Sullo sfondo dei pensieri intravedo alcuni fotogrammi dei miei ricordi, alcuni nitidi, altri meno. Sipari aperti e chiusi, sorrisi persi e ritrovati.
La verità è che non amo apparire, né triste né felice. Mi nascondo, quando posso, tra una pagina e l’altra delle mie storie, nelle vite dei personaggi più assurdi, tra le parole più semplici, nelle virgole, e mai nei punti.
Ricominciare da capo non è mai stato il mio forte, ma ci sto lavorando.
Sono sempre stata restia a parlare di me. Chi mi conosce lo sa: una delle cose più difficili al mondo per la sottoscritta è raccontarsi. Sui miei libri ci ho provato. E francamente non so se ci sono riuscita come avrei voluto.
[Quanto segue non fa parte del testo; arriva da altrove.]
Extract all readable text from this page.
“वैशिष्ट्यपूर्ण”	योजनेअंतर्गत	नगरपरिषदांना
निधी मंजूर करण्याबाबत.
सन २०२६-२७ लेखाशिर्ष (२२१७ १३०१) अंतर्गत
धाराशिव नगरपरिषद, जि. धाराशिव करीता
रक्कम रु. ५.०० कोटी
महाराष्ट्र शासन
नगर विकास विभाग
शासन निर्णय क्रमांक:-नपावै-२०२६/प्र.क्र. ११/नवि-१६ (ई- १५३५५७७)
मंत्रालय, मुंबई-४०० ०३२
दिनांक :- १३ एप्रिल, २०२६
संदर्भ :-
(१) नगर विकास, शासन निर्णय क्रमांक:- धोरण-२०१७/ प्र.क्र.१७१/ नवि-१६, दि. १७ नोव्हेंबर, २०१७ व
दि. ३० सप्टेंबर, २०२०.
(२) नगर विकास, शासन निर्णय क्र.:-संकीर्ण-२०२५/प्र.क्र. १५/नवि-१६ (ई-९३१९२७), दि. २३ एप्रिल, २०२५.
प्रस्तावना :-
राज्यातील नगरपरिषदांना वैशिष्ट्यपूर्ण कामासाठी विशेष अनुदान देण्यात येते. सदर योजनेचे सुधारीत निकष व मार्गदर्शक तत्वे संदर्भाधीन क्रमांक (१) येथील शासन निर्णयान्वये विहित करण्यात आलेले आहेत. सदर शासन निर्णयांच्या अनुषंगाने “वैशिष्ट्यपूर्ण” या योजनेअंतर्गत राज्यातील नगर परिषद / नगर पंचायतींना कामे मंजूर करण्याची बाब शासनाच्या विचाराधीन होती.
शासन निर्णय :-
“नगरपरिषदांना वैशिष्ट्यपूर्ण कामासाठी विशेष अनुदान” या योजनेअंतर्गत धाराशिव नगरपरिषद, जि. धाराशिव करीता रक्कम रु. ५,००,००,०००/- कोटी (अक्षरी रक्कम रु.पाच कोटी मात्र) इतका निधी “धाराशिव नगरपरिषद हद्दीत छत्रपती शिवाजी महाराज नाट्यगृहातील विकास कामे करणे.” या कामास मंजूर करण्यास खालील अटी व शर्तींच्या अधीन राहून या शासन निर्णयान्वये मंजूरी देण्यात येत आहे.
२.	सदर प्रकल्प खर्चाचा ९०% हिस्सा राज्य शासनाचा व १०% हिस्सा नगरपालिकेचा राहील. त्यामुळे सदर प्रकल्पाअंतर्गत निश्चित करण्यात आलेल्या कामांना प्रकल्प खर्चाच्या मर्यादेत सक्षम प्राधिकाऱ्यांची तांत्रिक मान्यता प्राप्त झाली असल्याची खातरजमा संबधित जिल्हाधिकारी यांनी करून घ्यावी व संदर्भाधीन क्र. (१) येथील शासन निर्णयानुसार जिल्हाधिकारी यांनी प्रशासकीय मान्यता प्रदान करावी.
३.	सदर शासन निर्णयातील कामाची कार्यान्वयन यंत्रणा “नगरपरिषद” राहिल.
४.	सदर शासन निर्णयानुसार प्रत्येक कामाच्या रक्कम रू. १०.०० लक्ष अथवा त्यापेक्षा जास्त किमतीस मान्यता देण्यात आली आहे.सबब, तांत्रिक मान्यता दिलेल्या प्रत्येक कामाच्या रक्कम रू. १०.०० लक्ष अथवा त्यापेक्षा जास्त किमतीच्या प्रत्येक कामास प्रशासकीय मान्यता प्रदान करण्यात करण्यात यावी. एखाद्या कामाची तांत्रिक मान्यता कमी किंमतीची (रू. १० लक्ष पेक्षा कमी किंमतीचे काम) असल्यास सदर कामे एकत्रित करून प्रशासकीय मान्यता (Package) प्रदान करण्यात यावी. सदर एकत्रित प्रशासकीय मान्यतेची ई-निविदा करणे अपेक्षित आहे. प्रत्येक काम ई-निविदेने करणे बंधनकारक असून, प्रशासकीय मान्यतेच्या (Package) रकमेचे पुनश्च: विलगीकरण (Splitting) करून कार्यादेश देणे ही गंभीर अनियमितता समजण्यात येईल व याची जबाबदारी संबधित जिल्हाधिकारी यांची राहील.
Ho quasi sempre espresso la mia fragilità sottovoce, cercando tuttavia di tenerla “a bada” con la mia compagna di sempre: la penna. La scrittura mi permette di arginare ferite ancora aperte e incontenibili gioie, di proteggere i pensieri. Nei miei primi lavori letterari ho sempre cercato rifugio, conforto. Adesso è diverso: sono più consapevole delle mie scelte non proprio facili. Anche se continuo a coltivare il desiderio di nuotare, anzi, camminare in punta di piedi dentro i silenzi, planare sulle parole e percepire le rare ombre scure che mi appartengono ancora, annaffiare le radici di un nuovo fiore segreto, il mio.
È passato un altro anno, e io, come sempre scrivo, ma oggi è un giorno speciale, perché ho iniziato a parlarvi (un po’) di me.